We finally came to a place in our lives about 2-3 years ago where we felt ready to really begin to pursue adoption - and then I had my big mental health crisis.

Since then I have been diagnosed with PTSD and OSDD (caused by CSA and trafficking).

I am still very much in the mess of my healing journey (and nowhere near ready to even begin the adoption process again yet), but in dealing with my mental health issues, I have begun to wonder if I will even make a fit parent.

For the last 2 years my PTSD and dissociative disorders have been debilitating - I am largely unable to work and just managing my day to day triggers is a full time job…not to even mention everything that comes with being a person learning to live life with dissociative parts.

I would love to hear any thoughts and considerations from parents who have DID/OSDD. But a few questions:

-How has your dissociative disorder impacted your ability to parent?
-What advice do you have for someone like me who desires to have children, but is concerned about her ability to manage it all when also dealing with serious mental health issues?
-How has your dissociative disorder impacted your children?
-Regrets?
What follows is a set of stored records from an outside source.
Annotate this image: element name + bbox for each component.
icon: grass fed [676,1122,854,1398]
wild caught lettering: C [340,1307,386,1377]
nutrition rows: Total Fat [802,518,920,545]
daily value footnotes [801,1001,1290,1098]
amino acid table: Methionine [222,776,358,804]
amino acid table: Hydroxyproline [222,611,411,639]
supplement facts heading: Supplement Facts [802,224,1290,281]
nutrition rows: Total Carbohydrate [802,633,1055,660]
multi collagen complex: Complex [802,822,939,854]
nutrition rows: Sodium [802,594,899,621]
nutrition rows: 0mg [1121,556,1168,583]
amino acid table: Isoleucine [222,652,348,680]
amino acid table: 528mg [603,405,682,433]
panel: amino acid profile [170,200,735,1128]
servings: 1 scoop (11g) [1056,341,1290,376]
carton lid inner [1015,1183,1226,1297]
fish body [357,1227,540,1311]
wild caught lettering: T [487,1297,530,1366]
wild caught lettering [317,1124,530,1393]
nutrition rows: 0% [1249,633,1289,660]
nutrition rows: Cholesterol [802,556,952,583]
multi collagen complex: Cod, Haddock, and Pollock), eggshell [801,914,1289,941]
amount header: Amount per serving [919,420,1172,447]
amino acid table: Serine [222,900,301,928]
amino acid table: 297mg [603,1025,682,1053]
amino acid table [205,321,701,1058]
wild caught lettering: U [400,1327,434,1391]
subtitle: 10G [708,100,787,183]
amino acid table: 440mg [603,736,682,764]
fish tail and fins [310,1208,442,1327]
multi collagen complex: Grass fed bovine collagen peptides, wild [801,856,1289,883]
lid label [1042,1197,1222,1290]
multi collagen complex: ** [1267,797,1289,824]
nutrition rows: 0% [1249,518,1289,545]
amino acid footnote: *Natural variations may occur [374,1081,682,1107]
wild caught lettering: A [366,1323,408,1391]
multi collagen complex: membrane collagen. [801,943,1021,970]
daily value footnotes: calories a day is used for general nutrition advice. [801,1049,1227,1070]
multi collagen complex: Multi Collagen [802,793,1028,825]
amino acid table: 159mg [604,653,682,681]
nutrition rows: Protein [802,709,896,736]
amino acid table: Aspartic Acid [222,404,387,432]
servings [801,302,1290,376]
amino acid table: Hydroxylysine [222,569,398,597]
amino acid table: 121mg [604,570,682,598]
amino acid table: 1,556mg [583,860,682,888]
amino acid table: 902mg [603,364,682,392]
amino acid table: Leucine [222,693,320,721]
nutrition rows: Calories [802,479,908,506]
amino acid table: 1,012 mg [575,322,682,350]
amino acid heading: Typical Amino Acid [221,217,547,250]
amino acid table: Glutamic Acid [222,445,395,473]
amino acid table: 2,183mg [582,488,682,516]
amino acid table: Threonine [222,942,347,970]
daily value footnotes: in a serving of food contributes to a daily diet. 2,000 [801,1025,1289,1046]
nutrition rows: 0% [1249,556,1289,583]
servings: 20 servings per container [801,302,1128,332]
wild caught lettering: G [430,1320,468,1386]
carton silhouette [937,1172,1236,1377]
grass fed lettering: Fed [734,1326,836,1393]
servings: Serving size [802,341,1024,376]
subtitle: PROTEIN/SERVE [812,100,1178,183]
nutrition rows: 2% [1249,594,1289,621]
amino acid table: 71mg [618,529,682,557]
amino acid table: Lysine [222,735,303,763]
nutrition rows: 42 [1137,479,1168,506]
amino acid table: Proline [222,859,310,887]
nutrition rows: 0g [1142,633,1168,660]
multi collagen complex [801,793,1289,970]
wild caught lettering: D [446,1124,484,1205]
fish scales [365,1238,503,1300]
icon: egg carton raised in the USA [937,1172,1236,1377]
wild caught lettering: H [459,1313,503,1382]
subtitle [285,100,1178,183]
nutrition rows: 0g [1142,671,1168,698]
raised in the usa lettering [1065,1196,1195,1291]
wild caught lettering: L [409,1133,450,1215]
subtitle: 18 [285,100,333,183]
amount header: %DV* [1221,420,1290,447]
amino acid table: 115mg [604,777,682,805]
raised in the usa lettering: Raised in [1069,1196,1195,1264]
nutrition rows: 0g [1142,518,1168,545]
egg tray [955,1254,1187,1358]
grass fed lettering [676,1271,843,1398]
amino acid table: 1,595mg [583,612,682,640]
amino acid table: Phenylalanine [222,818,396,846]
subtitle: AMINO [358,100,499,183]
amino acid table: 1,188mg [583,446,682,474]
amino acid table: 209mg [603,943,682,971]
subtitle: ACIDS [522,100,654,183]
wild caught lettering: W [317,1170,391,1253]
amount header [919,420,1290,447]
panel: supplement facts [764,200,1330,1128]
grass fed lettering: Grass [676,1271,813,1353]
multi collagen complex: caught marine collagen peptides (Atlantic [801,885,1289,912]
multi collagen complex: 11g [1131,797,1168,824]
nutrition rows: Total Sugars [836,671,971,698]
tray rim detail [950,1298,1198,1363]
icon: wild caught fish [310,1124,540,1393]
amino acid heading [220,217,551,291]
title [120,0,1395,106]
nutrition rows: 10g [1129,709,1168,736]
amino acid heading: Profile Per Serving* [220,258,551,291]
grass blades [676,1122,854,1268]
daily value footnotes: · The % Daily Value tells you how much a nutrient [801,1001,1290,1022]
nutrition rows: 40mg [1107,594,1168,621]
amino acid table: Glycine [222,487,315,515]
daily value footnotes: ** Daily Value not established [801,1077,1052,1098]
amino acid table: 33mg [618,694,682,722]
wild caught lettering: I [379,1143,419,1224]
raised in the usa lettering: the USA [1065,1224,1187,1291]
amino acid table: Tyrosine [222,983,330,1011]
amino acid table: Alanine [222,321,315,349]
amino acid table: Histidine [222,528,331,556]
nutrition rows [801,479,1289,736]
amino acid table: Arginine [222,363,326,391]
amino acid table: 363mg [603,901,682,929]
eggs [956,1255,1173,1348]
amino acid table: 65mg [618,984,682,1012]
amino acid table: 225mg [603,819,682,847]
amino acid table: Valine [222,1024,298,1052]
Advice?

I would also love to hear any thoughts regarding the above questions from parents who have PTSD (without a dissociative disorder diagnosis) - as managing the PTSD may be an even bigger component overall when compared to the issues strictly related to dissociation.

As I have been working through my trauma the last couple years, I am beginning to feel like a lot has been stolen from me. And I’m wondering if my dream of becoming a parent will also become a casualty of this “war.” It makes me feel hopeless and drives up the SI. I’m also not getting any younger over here.

I feel really stuck on this issue. I don’t want to give up my dream and deny myself the opportunity, but I also want to ensure I will be a good parent. If I am unable to be a good parent due to my issues, I absolutely won’t.

I realize this is a complex issue for which there is no one right answer, each and every situation is unique. But it weighs very heavily on my heart.

Thank you in advance for sharing your thoughts and opinions!
 
I honestly wonder the same thing, except I'm not even able to be in a relationship (even remotely - at 35 I've never even dated because I want to make sure I won't be a burden on someone ,among other reasons). I'm 35 and have really bad PCOS as well as DID, PTSD, etc. I don't have the ability to answer your questions, but I just wanted to tell you not to give up hope. Having a disability doesn't mean you can't be a good parent. It'd probably be a good idea to make it your mission to spend all your energy on healing as much as possible so that you're as stable and capable as possible so that you can parent well. I have little hope of such a life for myself, so I do understand your despair. Still, as long as you can get to a place where your husband thinks that you're fit to be a parent and you agree, I don't see you shouldn't adopt. The fact that you consider it at all makes you better than many parents out there who just don't care. Nobody can be a perfect parent and so long as your child won't be neglected or abused, you'll be a better parent than most, in my opinion. Anyway, I just wanted to tell you not to lose hope.